Wright’s daughter, Sheila Wright, works at the Turkey Hill at Plum and Chestnut streets where an employee tested positive for the coronavirus earlier this year. She said there is no reason to reopen right now.
“There’s no need to be going out there infecting other people,” she said. “This is not about us. It’s about the older people. It’s about our parents. I don’t want to lose my parents to the virus so we do everything we can and listen to what the governor has asked us to do to stay safe.”
Tina Johnson, of Green Street, said it’s too early to reopen.
“The situation is too risky,” Johnson said. “Wait until we know for sure that there are no more infections, until people are no longer being hospitalized, or until we can actually go out and eat at restaurants safely without distancing and other precautions. We want to be safe.”
Jessica Puryear said “Don’t do it. Don’t open Lancaster.”

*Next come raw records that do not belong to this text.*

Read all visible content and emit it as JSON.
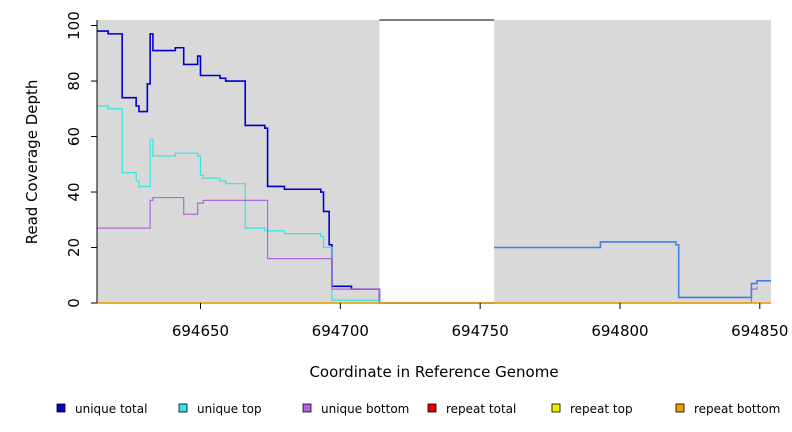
{
  "chart_data": {
    "type": "line",
    "title": "",
    "xlabel": "Coordinate in Reference Genome",
    "ylabel": "Read Coverage Depth",
    "xlim": [
      694613,
      694854
    ],
    "ylim": [
      0,
      102
    ],
    "x_ticks": [
      694650,
      694700,
      694750,
      694800,
      694850
    ],
    "y_ticks": [
      0,
      20,
      40,
      60,
      80,
      100
    ],
    "grid": false,
    "background": "#d9d9d9",
    "unshaded_ranges": [
      [
        694714,
        694755
      ]
    ],
    "legend_position": "bottom",
    "series": [
      {
        "name": "unique total",
        "color": "#0000cc",
        "line": "step",
        "points": [
          [
            694613,
            98
          ],
          [
            694617,
            97
          ],
          [
            694622,
            74
          ],
          [
            694627,
            71
          ],
          [
            694628,
            69
          ],
          [
            694631,
            79
          ],
          [
            694632,
            97
          ],
          [
            694633,
            91
          ],
          [
            694641,
            92
          ],
          [
            694644,
            86
          ],
          [
            694649,
            89
          ],
          [
            694650,
            82
          ],
          [
            694657,
            81
          ],
          [
            694659,
            80
          ],
          [
            694666,
            64
          ],
          [
            694673,
            63
          ],
          [
            694674,
            42
          ],
          [
            694680,
            41
          ],
          [
            694693,
            40
          ],
          [
            694694,
            33
          ],
          [
            694696,
            21
          ],
          [
            694697,
            6
          ],
          [
            694704,
            5
          ],
          [
            694714,
            0
          ],
          [
            694755,
            0
          ]
        ]
      },
      {
        "name": "unique top",
        "color": "#33e6e6",
        "line": "step",
        "points": [
          [
            694613,
            71
          ],
          [
            694617,
            70
          ],
          [
            694622,
            47
          ],
          [
            694627,
            44
          ],
          [
            694628,
            42
          ],
          [
            694632,
            59
          ],
          [
            694633,
            53
          ],
          [
            694641,
            54
          ],
          [
            694649,
            53
          ],
          [
            694650,
            46
          ],
          [
            694651,
            45
          ],
          [
            694657,
            44
          ],
          [
            694659,
            43
          ],
          [
            694666,
            27
          ],
          [
            694673,
            26
          ],
          [
            694680,
            25
          ],
          [
            694693,
            24
          ],
          [
            694694,
            20
          ],
          [
            694697,
            1
          ],
          [
            694714,
            0
          ],
          [
            694755,
            0
          ]
        ]
      },
      {
        "name": "unique bottom",
        "color": "#b266dd",
        "line": "step",
        "points": [
          [
            694613,
            27
          ],
          [
            694632,
            37
          ],
          [
            694633,
            38
          ],
          [
            694644,
            32
          ],
          [
            694649,
            36
          ],
          [
            694651,
            37
          ],
          [
            694674,
            16
          ],
          [
            694697,
            5
          ],
          [
            694714,
            0
          ],
          [
            694755,
            0
          ],
          [
            694847,
            5
          ],
          [
            694849,
            6
          ]
        ]
      },
      {
        "name": "repeat total",
        "color": "#ee0000",
        "line": "step",
        "points": [
          [
            694613,
            0
          ],
          [
            694854,
            0
          ]
        ]
      },
      {
        "name": "repeat top",
        "color": "#eeee00",
        "line": "step",
        "points": [
          [
            694613,
            0
          ],
          [
            694854,
            0
          ]
        ]
      },
      {
        "name": "repeat bottom",
        "color": "#f0a000",
        "line": "step",
        "points": [
          [
            694613,
            0
          ],
          [
            694854,
            0
          ]
        ]
      },
      {
        "name": "",
        "color": "#3f7fe6",
        "line": "step",
        "points": [
          [
            694755,
            20
          ],
          [
            694793,
            22
          ],
          [
            694820,
            21
          ],
          [
            694821,
            2
          ],
          [
            694847,
            7
          ],
          [
            694849,
            8
          ],
          [
            694854,
            8
          ]
        ]
      }
    ],
    "legend": [
      {
        "label": "unique total",
        "color": "#0000cc"
      },
      {
        "label": "unique top",
        "color": "#33e6e6"
      },
      {
        "label": "unique bottom",
        "color": "#b266dd"
      },
      {
        "label": "repeat total",
        "color": "#ee0000"
      },
      {
        "label": "repeat top",
        "color": "#eeee00"
      },
      {
        "label": "repeat bottom",
        "color": "#f0a000"
      }
    ]
  }
}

The Orange Street resident said reopening shouldn’t happen until we are sure there are no risks.
“I have kids and I’ve heard they want to open the schools, but what if your kids bring the virus home? How about the nursing homes? Those folks don’t usually go out so that means someone brought it in to them,” she said. “Let’s wait until we know we will be ok and safe.”
Enelly Betancourt | La Voz Lancaster
Mount Joy to Manor Township
Traffic on Route 30 east seemed back to regular volume Friday morning, but the restaurants surrounding the area were still operating on lockdown protocol.
Mohamed Sheasha, the owner of Centerville Diner in Manor Township, was sitting alone in his diner, taking orders on the phone.
“I don’t think it’s a good idea,” he said, regarding opening his restaurant up to dine-in customers.
He said he’s waiting for the green – or yellow – from Gov. Tom Wolf, in fear that if he opened to diners too early, he could lose his license.
It was much the same at other spots across the western side of the county, too.
Chain restaurants in plazas from Manor Township to Mount Joy continued their drive-thru or carry-out options.
And locally-owned places like Papa’s Pizza in Mount Joy only allow customers to come in to place orders, pay or pick up their meals, shielded with plexiglass in front of the register.